2009 Romanian parliamentary reform referendum
| 22 November 2009 |

Do you agree to the transition to a unicameral Parliament in Romania?
| Yes |  |  | 77.78% |  |
| No |  |  | 22.22% |  |

Do you agree to the reduction of the number of members of parliament to a maximum of 300 persons?
| Yes |  |  | 88.84% |  |
| No |  |  | 11.16% |  |

= 2009 Romanian parliamentary reform referendum =

A referendum on modifying the size and structure of the Parliament from the current bicameral one with 137 senators and 334 deputies to a unicameral one with a maximum of 300 seats was held in Romania on 22 November 2009, at the same time as the first round of the 2009 presidential election. Electors were asked two questions on two separate ballots:
1. Do you agree to the transition to a unicameral Parliament in Romania? (Sunteți de acord cu trecerea la un Parlament unicameral în România?)
2. Do you agree to the reduction of the number of members of parliament to a maximum of 300 persons? (Sunteți de acord cu reducererea numărului de parlamentari la maximum 300 de persoane?)

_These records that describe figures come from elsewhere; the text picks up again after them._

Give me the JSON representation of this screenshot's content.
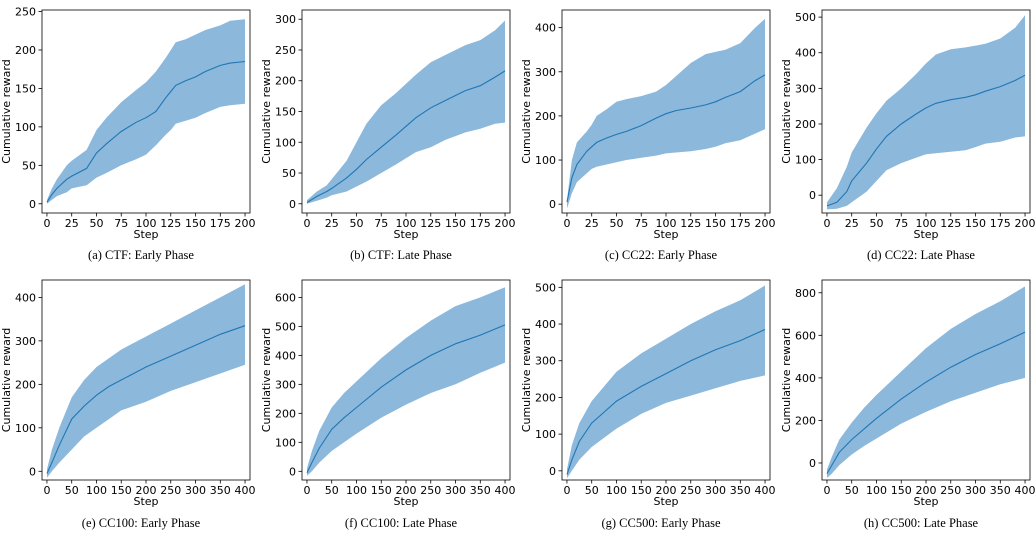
{
  "chart_data": [
    {
      "type": "line",
      "caption": "(a) CTF: Early Phase",
      "xlabel": "Step",
      "ylabel": "Cumulative reward",
      "xlim": [
        -5,
        205
      ],
      "ylim": [
        -12,
        252
      ],
      "xticks": [
        0,
        25,
        50,
        75,
        100,
        125,
        150,
        175,
        200
      ],
      "yticks": [
        0,
        50,
        100,
        150,
        200,
        250
      ],
      "grid": false,
      "series": [
        {
          "x": [
            0,
            5,
            10,
            20,
            25,
            40,
            50,
            60,
            75,
            90,
            100,
            110,
            120,
            125,
            130,
            140,
            150,
            160,
            175,
            185,
            200
          ],
          "mean": [
            2,
            12,
            20,
            32,
            36,
            46,
            66,
            78,
            94,
            106,
            112,
            120,
            138,
            146,
            154,
            160,
            165,
            172,
            180,
            183,
            185
          ],
          "upper": [
            5,
            20,
            32,
            50,
            56,
            70,
            96,
            112,
            132,
            148,
            158,
            172,
            190,
            200,
            210,
            214,
            220,
            226,
            232,
            238,
            240
          ],
          "lower": [
            0,
            5,
            10,
            15,
            20,
            24,
            34,
            40,
            50,
            58,
            64,
            76,
            90,
            96,
            104,
            108,
            112,
            118,
            126,
            128,
            130
          ]
        }
      ]
    },
    {
      "type": "line",
      "caption": "(b) CTF: Late Phase",
      "xlabel": "Step",
      "ylabel": "Cumulative reward",
      "xlim": [
        -5,
        205
      ],
      "ylim": [
        -15,
        315
      ],
      "xticks": [
        0,
        25,
        50,
        75,
        100,
        125,
        150,
        175,
        200
      ],
      "yticks": [
        0,
        50,
        100,
        150,
        200,
        250,
        300
      ],
      "grid": false,
      "series": [
        {
          "x": [
            0,
            10,
            20,
            25,
            40,
            50,
            60,
            75,
            90,
            100,
            110,
            125,
            140,
            150,
            160,
            175,
            190,
            200
          ],
          "mean": [
            2,
            12,
            20,
            25,
            42,
            56,
            72,
            92,
            112,
            126,
            140,
            156,
            168,
            176,
            184,
            192,
            206,
            216
          ],
          "upper": [
            6,
            20,
            30,
            40,
            70,
            100,
            130,
            160,
            180,
            195,
            210,
            230,
            242,
            250,
            258,
            266,
            282,
            298
          ],
          "lower": [
            0,
            5,
            10,
            14,
            20,
            28,
            36,
            50,
            64,
            74,
            84,
            92,
            104,
            110,
            116,
            122,
            130,
            132
          ]
        }
      ]
    },
    {
      "type": "line",
      "caption": "(c) CC22: Early Phase",
      "xlabel": "Step",
      "ylabel": "Cumulative reward",
      "xlim": [
        -5,
        205
      ],
      "ylim": [
        -20,
        440
      ],
      "xticks": [
        0,
        25,
        50,
        75,
        100,
        125,
        150,
        175,
        200
      ],
      "yticks": [
        0,
        100,
        200,
        300,
        400
      ],
      "grid": false,
      "series": [
        {
          "x": [
            0,
            5,
            10,
            20,
            25,
            30,
            40,
            50,
            60,
            75,
            90,
            100,
            110,
            125,
            140,
            150,
            160,
            175,
            190,
            200
          ],
          "mean": [
            5,
            60,
            90,
            120,
            130,
            140,
            150,
            158,
            165,
            178,
            195,
            205,
            212,
            218,
            225,
            232,
            242,
            255,
            280,
            293
          ],
          "upper": [
            10,
            100,
            140,
            165,
            180,
            200,
            215,
            232,
            238,
            245,
            255,
            270,
            290,
            320,
            340,
            345,
            350,
            365,
            400,
            420
          ],
          "lower": [
            -10,
            25,
            50,
            70,
            80,
            85,
            90,
            95,
            100,
            105,
            110,
            115,
            117,
            120,
            125,
            130,
            138,
            145,
            160,
            170
          ]
        }
      ]
    },
    {
      "type": "line",
      "caption": "(d) CC22: Late Phase",
      "xlabel": "Step",
      "ylabel": "Cumulative reward",
      "xlim": [
        -5,
        205
      ],
      "ylim": [
        -50,
        520
      ],
      "xticks": [
        0,
        25,
        50,
        75,
        100,
        125,
        150,
        175,
        200
      ],
      "yticks": [
        0,
        100,
        200,
        300,
        400,
        500
      ],
      "grid": false,
      "series": [
        {
          "x": [
            0,
            10,
            20,
            25,
            40,
            50,
            60,
            75,
            90,
            100,
            110,
            125,
            140,
            150,
            160,
            175,
            190,
            200
          ],
          "mean": [
            -30,
            -20,
            10,
            40,
            90,
            130,
            165,
            200,
            228,
            245,
            258,
            268,
            275,
            282,
            292,
            305,
            322,
            337
          ],
          "upper": [
            -20,
            20,
            80,
            120,
            190,
            230,
            265,
            300,
            340,
            370,
            395,
            410,
            415,
            420,
            425,
            440,
            470,
            505
          ],
          "lower": [
            -40,
            -38,
            -30,
            -20,
            10,
            40,
            70,
            90,
            105,
            115,
            118,
            122,
            126,
            135,
            145,
            150,
            162,
            165
          ]
        }
      ]
    },
    {
      "type": "line",
      "caption": "(e) CC100: Early Phase",
      "xlabel": "Step",
      "ylabel": "Cumulative reward",
      "xlim": [
        -10,
        410
      ],
      "ylim": [
        -20,
        440
      ],
      "xticks": [
        0,
        50,
        100,
        150,
        200,
        250,
        300,
        350,
        400
      ],
      "yticks": [
        0,
        100,
        200,
        300,
        400
      ],
      "grid": false,
      "series": [
        {
          "x": [
            0,
            10,
            25,
            50,
            75,
            100,
            125,
            150,
            200,
            250,
            300,
            350,
            400
          ],
          "mean": [
            -5,
            20,
            60,
            120,
            150,
            175,
            195,
            210,
            240,
            265,
            290,
            315,
            335
          ],
          "upper": [
            5,
            50,
            100,
            170,
            210,
            240,
            260,
            280,
            310,
            340,
            370,
            400,
            430
          ],
          "lower": [
            -15,
            0,
            20,
            50,
            80,
            100,
            120,
            140,
            160,
            185,
            205,
            225,
            245
          ]
        }
      ]
    },
    {
      "type": "line",
      "caption": "(f) CC100: Late Phase",
      "xlabel": "Step",
      "ylabel": "Cumulative reward",
      "xlim": [
        -10,
        410
      ],
      "ylim": [
        -30,
        660
      ],
      "xticks": [
        0,
        50,
        100,
        150,
        200,
        250,
        300,
        350,
        400
      ],
      "yticks": [
        0,
        100,
        200,
        300,
        400,
        500,
        600
      ],
      "grid": false,
      "series": [
        {
          "x": [
            0,
            10,
            25,
            50,
            75,
            100,
            150,
            200,
            250,
            300,
            350,
            400
          ],
          "mean": [
            -5,
            30,
            80,
            145,
            185,
            220,
            290,
            350,
            400,
            440,
            470,
            505
          ],
          "upper": [
            10,
            70,
            140,
            220,
            270,
            310,
            390,
            460,
            520,
            570,
            600,
            635
          ],
          "lower": [
            -15,
            0,
            30,
            70,
            100,
            130,
            185,
            230,
            270,
            300,
            340,
            375
          ]
        }
      ]
    },
    {
      "type": "line",
      "caption": "(g) CC500: Early Phase",
      "xlabel": "Step",
      "ylabel": "Cumulative reward",
      "xlim": [
        -10,
        410
      ],
      "ylim": [
        -25,
        520
      ],
      "xticks": [
        0,
        50,
        100,
        150,
        200,
        250,
        300,
        350,
        400
      ],
      "yticks": [
        0,
        100,
        200,
        300,
        400,
        500
      ],
      "grid": false,
      "series": [
        {
          "x": [
            0,
            10,
            25,
            50,
            75,
            100,
            150,
            200,
            250,
            300,
            350,
            400
          ],
          "mean": [
            -10,
            30,
            80,
            130,
            160,
            190,
            230,
            265,
            300,
            330,
            355,
            385
          ],
          "upper": [
            5,
            70,
            130,
            190,
            230,
            270,
            320,
            360,
            400,
            435,
            465,
            505
          ],
          "lower": [
            -20,
            0,
            30,
            65,
            90,
            115,
            155,
            185,
            205,
            225,
            245,
            260
          ]
        }
      ]
    },
    {
      "type": "line",
      "caption": "(h) CC500: Late Phase",
      "xlabel": "Step",
      "ylabel": "Cumulative reward",
      "xlim": [
        -10,
        410
      ],
      "ylim": [
        -80,
        860
      ],
      "xticks": [
        0,
        50,
        100,
        150,
        200,
        250,
        300,
        350,
        400
      ],
      "yticks": [
        0,
        200,
        400,
        600,
        800
      ],
      "grid": false,
      "series": [
        {
          "x": [
            0,
            10,
            25,
            50,
            75,
            100,
            150,
            200,
            250,
            300,
            350,
            400
          ],
          "mean": [
            -50,
            -10,
            50,
            110,
            160,
            210,
            300,
            380,
            450,
            510,
            560,
            615
          ],
          "upper": [
            -30,
            30,
            110,
            190,
            260,
            320,
            430,
            540,
            630,
            700,
            760,
            830
          ],
          "lower": [
            -70,
            -50,
            -10,
            40,
            80,
            115,
            185,
            240,
            290,
            330,
            370,
            400
          ]
        }
      ]
    }
  ]
}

According to the Romanian law, in order for the referendum to be validated, 50% plus one of the total number of eligible voters (i.e. of the number of people that appear on the official electoral list) had to cast their vote. According to the final tally by the Romanian Central Electoral Commission, 9,320,240 of the 18,293,277 eligible voters participated, thus validating the referendum with a turnout rate of 50.95%.

==Background==
Incumbent President Traian Băsescu signed the decree to hold this plebiscite on 22 October 2009. The previous day, on 21 October, the Romanian Parliament in a consultative vote recommended against the President's proposed referendum, but, according to Romanian referendum law, Parliament's resolution was not binding.

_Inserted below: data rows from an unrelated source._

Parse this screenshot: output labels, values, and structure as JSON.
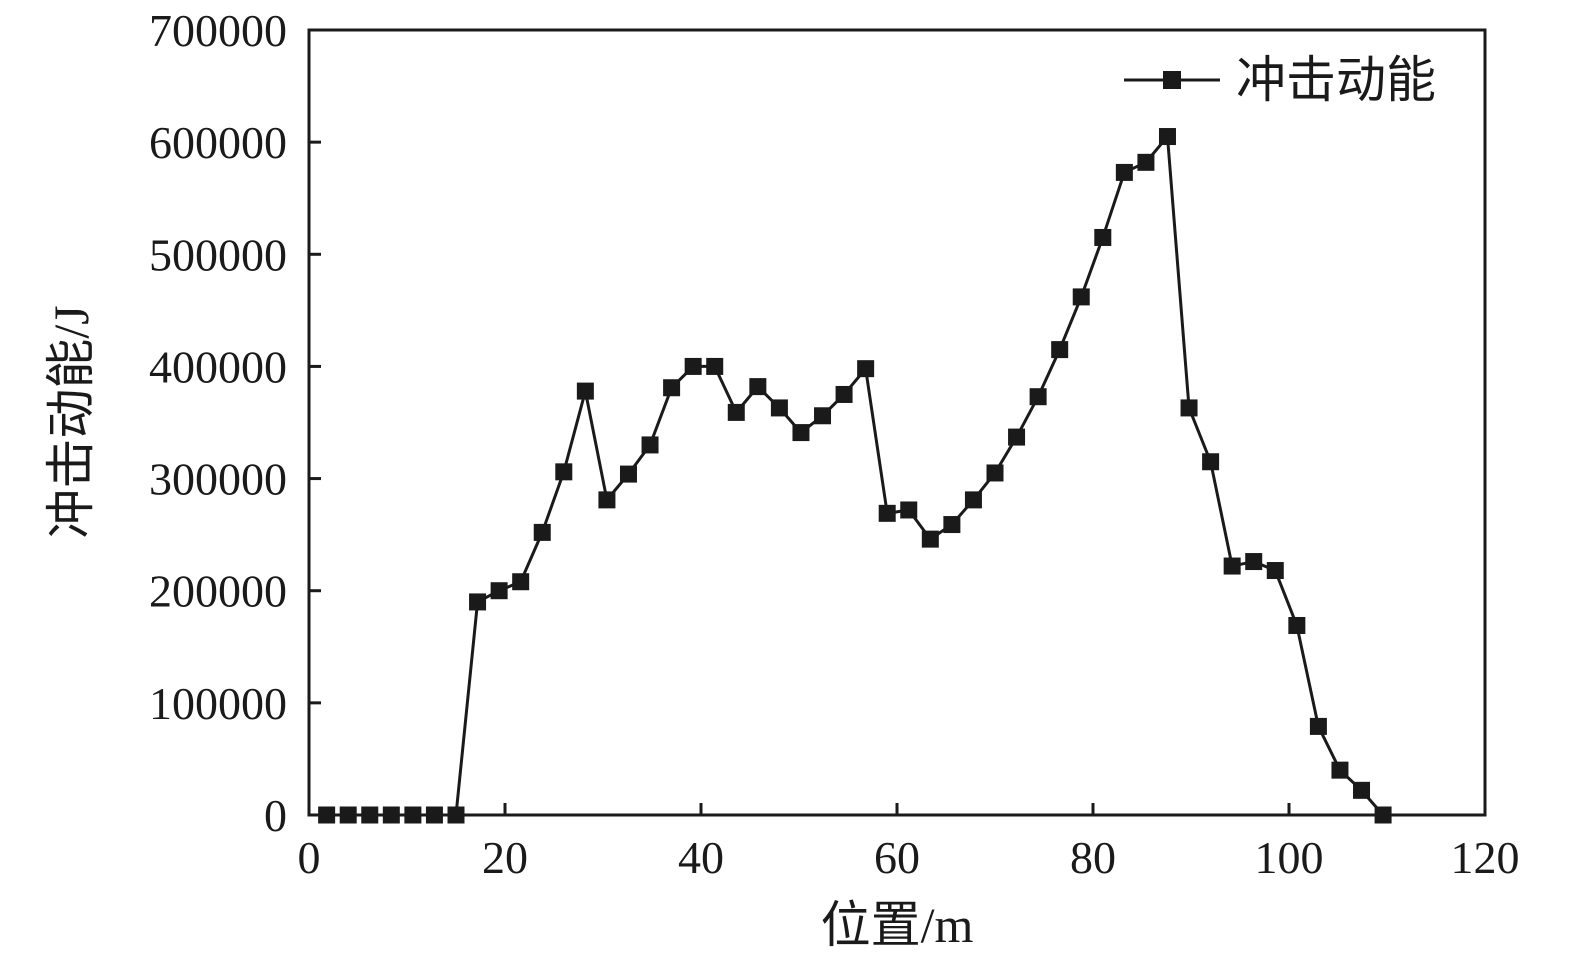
{
  "chart_data": {
    "type": "line",
    "title": "",
    "xlabel": "位置/m",
    "ylabel": "冲击动能/J",
    "xlim": [
      0,
      120
    ],
    "ylim": [
      0,
      700000
    ],
    "x_ticks": [
      0,
      20,
      40,
      60,
      80,
      100,
      120
    ],
    "x_tick_labels": [
      "0",
      "20",
      "40",
      "60",
      "80",
      "100",
      "120"
    ],
    "y_ticks": [
      0,
      100000,
      200000,
      300000,
      400000,
      500000,
      600000,
      700000
    ],
    "y_tick_labels": [
      "0",
      "100000",
      "200000",
      "300000",
      "400000",
      "500000",
      "600000",
      "700000"
    ],
    "grid": false,
    "legend_position": "top-right",
    "series": [
      {
        "name": "冲击动能",
        "color": "#1a1a1a",
        "marker": "square",
        "x": [
          1.8,
          4.0,
          6.2,
          8.4,
          10.6,
          12.8,
          15.0,
          17.2,
          19.4,
          21.6,
          23.8,
          26.0,
          28.2,
          30.4,
          32.6,
          34.8,
          37.0,
          39.2,
          41.4,
          43.6,
          45.8,
          48.0,
          50.2,
          52.4,
          54.6,
          56.8,
          59.0,
          61.2,
          63.4,
          65.6,
          67.8,
          70.0,
          72.2,
          74.4,
          76.6,
          78.8,
          81.0,
          83.2,
          85.4,
          87.6,
          89.8,
          92.0,
          94.2,
          96.4,
          98.6,
          100.8,
          103.0,
          105.2,
          107.4,
          109.6
        ],
        "values": [
          0,
          0,
          0,
          0,
          0,
          0,
          0,
          190000,
          200000,
          208000,
          252000,
          306000,
          378000,
          281000,
          304000,
          330000,
          381000,
          400000,
          400000,
          359000,
          382000,
          363000,
          341000,
          356000,
          375000,
          398000,
          269000,
          272000,
          246000,
          259000,
          281000,
          305000,
          337000,
          373000,
          415000,
          462000,
          515000,
          573000,
          582000,
          605000,
          363000,
          315000,
          222000,
          226000,
          218000,
          169000,
          79000,
          40000,
          22000,
          0
        ]
      }
    ]
  }
}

In response to the referendum call, the National Liberal Party, in opposition to incumbent Băsescu, introduced a bill which would downsize Parliament to a total of 316 representatives – 99 senators and 217 deputies. After counting more than 90% of the votes, the authorities announced partial results, including the information that 50.16% of the electorate expressed their votes making the result of the referendum valid.

== Results ==

Question 1
| Choice |  | Votes | % |
| For |  | 6,740,213 | 77.78 |
| Against |  | 1,925,209 | 22.22 |
| Total |  | 8,665,422 | 100.00 |
| Valid votes |  | 8,665,422 | 92.97 |
| Invalid/blank votes |  | 654,818 | 7.03 |
| Total votes |  | 9,320,240 | 100.00 |
| Registered voters/turnout |  | 18,293,277 | 50.95 |
Source: Biroul Electoral Central

Question 2
| Choice |  | Votes | % |
| For |  | 7,765,573 | 88.84 |
| Against |  | 975,252 | 11.16 |
| Total |  | 8,740,825 | 100.00 |
| Valid votes |  | 8,740,825 | 93.78 |
| Invalid/blank votes |  | 579,415 | 6.22 |
| Total votes |  | 9,320,240 | 100.00 |
| Registered voters/turnout |  | 18,293,277 | 50.95 |
Source: Biroul Electoral Central

==Aftermath==
After the referendum, from 471, the number of parliamentarians kept growing in Romania, due to lack of any legal limitations. In July 2015, after almost 6 years since the referendum was held, the number of Romanian parliamentarians was 588. No other referendum on implementing the legislation has been held in Romania since this one. The only one and last referendum (invalidated) was in 2012 for impeaching the president.